True, retinal -like molecules can absorb green. Problem is magnitude. While chlorophylls use systems with over 20 cyclically conjugated electrons, retinal is just carbonyl -play at the end of a conjugated chain. That's why animals mostly use retinal in signaling where you need low-energy low-threshold excitement/relaxing.

But it could be, I have no idea about the relative magnitudes of their absorption spectrums. Bacteria nowadays do use chlorophylls though.

True, too much heat will be bad. But think about cactus. Those motherfuckers just chilling no problem in 50 degrees Celsius. They've adapted to resist drying, but cactus 'shell' doesn't make a good insulator. Neither does cactus have any heat dissipating mechanisms like increased surface area (which would be bad for evaporation).

Yes, haven't heard of porphyrin molecules that would absorb green light well. But that doesn't really answer the question, just like the magnesium ion didn't answer the question either. Why didn't plants develop other cyclic conjugated systems that coordinate ions and end up absorbing that green light which is what Sun gives us the most.

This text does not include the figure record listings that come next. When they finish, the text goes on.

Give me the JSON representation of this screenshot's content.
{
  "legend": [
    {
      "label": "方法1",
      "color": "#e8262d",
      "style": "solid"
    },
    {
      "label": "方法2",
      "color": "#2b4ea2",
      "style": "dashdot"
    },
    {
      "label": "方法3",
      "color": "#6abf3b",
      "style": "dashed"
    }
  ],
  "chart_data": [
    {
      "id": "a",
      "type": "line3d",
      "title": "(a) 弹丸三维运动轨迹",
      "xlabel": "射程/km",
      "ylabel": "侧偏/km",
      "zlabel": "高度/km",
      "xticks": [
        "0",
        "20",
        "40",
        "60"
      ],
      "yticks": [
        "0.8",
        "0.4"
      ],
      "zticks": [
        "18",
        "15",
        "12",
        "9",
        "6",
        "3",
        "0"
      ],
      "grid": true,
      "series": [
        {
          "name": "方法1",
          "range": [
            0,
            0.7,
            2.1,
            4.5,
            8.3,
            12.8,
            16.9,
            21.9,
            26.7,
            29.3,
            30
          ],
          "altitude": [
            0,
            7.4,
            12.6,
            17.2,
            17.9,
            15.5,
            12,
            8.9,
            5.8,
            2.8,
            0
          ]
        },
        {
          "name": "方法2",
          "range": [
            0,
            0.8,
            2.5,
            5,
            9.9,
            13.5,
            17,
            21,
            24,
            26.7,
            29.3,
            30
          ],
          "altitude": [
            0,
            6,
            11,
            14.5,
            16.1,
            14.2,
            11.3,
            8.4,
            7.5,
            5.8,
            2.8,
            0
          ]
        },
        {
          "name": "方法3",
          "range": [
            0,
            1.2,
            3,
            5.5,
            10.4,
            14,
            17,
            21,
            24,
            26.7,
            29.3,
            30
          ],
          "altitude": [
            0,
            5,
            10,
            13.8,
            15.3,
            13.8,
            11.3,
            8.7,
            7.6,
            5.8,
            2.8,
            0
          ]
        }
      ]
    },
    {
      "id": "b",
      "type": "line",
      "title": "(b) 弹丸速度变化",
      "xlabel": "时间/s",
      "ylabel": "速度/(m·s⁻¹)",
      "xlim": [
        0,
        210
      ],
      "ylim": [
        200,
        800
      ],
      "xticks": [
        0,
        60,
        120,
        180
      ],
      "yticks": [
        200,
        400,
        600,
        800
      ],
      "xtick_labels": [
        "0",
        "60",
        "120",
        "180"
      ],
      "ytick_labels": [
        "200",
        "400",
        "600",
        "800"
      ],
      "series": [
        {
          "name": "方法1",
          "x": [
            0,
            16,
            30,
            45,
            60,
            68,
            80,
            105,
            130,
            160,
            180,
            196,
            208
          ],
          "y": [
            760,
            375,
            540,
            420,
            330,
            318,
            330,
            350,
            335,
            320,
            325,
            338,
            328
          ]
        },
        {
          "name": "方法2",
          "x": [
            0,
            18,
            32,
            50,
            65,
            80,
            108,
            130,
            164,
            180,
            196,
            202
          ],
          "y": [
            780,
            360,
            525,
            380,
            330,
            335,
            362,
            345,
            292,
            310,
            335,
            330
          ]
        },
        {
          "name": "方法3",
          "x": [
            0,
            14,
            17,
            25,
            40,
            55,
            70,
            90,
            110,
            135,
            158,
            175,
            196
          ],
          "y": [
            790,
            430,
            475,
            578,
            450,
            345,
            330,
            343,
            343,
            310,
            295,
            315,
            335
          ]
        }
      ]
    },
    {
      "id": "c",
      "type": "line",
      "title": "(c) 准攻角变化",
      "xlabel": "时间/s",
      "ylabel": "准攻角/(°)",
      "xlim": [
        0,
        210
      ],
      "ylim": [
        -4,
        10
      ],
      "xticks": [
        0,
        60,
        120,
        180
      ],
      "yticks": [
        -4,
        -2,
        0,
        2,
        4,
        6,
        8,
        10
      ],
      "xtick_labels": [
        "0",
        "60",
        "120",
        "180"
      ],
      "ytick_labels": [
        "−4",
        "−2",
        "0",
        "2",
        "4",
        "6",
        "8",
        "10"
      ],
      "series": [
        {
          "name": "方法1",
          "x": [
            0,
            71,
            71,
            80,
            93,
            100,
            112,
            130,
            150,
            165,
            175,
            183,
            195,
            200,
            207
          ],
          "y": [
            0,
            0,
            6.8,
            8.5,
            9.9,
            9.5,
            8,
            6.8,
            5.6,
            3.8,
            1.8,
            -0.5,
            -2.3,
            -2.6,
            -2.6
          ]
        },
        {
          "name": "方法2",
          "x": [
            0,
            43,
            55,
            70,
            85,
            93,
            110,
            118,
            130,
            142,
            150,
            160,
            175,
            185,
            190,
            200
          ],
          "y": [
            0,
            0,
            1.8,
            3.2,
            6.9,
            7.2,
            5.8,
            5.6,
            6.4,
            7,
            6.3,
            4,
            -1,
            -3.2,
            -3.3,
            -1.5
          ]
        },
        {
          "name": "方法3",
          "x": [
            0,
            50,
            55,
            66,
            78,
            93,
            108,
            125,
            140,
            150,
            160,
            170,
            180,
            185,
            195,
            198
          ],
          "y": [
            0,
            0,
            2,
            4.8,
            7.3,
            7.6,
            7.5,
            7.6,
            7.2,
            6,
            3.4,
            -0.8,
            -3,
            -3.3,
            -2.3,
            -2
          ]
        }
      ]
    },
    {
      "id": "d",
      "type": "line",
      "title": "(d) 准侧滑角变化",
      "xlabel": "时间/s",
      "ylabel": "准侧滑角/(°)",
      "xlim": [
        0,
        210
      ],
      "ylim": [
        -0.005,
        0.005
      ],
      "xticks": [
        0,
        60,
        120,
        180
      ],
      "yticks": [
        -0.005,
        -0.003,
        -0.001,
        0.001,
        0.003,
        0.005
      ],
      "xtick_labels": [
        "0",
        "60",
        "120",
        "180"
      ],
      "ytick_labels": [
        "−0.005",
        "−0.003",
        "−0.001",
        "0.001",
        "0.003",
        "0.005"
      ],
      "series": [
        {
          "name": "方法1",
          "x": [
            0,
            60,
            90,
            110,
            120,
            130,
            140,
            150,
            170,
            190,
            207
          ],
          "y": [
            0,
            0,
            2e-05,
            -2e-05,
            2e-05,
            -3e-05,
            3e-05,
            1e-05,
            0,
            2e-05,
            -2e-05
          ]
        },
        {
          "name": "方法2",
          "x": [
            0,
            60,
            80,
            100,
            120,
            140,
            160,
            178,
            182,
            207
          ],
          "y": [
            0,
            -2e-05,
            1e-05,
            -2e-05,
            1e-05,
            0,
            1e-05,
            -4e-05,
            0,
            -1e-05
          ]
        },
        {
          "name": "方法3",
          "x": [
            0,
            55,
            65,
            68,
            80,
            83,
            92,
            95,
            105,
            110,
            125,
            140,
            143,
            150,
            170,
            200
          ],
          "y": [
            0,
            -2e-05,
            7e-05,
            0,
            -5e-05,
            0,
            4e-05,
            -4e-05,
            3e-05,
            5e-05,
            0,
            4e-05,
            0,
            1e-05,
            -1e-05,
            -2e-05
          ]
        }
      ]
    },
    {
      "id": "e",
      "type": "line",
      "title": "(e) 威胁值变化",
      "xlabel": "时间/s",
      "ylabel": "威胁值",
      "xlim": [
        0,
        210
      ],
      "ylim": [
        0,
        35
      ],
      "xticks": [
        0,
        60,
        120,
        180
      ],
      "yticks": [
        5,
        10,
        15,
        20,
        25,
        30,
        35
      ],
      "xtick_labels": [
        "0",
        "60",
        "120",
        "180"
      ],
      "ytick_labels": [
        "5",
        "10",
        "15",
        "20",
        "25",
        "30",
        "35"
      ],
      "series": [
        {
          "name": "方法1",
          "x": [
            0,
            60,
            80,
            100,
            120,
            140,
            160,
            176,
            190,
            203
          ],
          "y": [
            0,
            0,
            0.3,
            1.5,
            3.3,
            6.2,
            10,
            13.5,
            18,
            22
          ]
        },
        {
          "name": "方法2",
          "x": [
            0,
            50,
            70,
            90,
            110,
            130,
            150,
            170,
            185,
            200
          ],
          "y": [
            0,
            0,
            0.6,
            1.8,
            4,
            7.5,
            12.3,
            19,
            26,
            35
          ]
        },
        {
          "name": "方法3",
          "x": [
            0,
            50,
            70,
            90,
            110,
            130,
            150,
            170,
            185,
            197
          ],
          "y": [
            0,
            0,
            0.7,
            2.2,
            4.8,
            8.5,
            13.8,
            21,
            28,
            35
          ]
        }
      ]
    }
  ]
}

>True, too much heat will be bad.

You keep on saying "heat" and referring to things related to temperature, which is not what I am referring to. Temperature does not cause DNA damage.

DNA damage that the plant is trying to avoid by reflecting green light,

pnas.org/content/102/40/14127/F1.large.jpg

If OP is only asking for the physical reason, that is answer enough.

>Electron jumping one level corresponds to red
So it absorbs red light. Which means that red light will be missing from the spectrum. Which in turn will make it look green. There you have it.

Grass is green because the HOMO-LUMO gap in the coordinated Mg has the same energy as red light.

Because the chlorophyll in most plants used go be purple in the jurassic era and after a more effecting chlorophyll was found (green) they were slowly outclassed by green plants.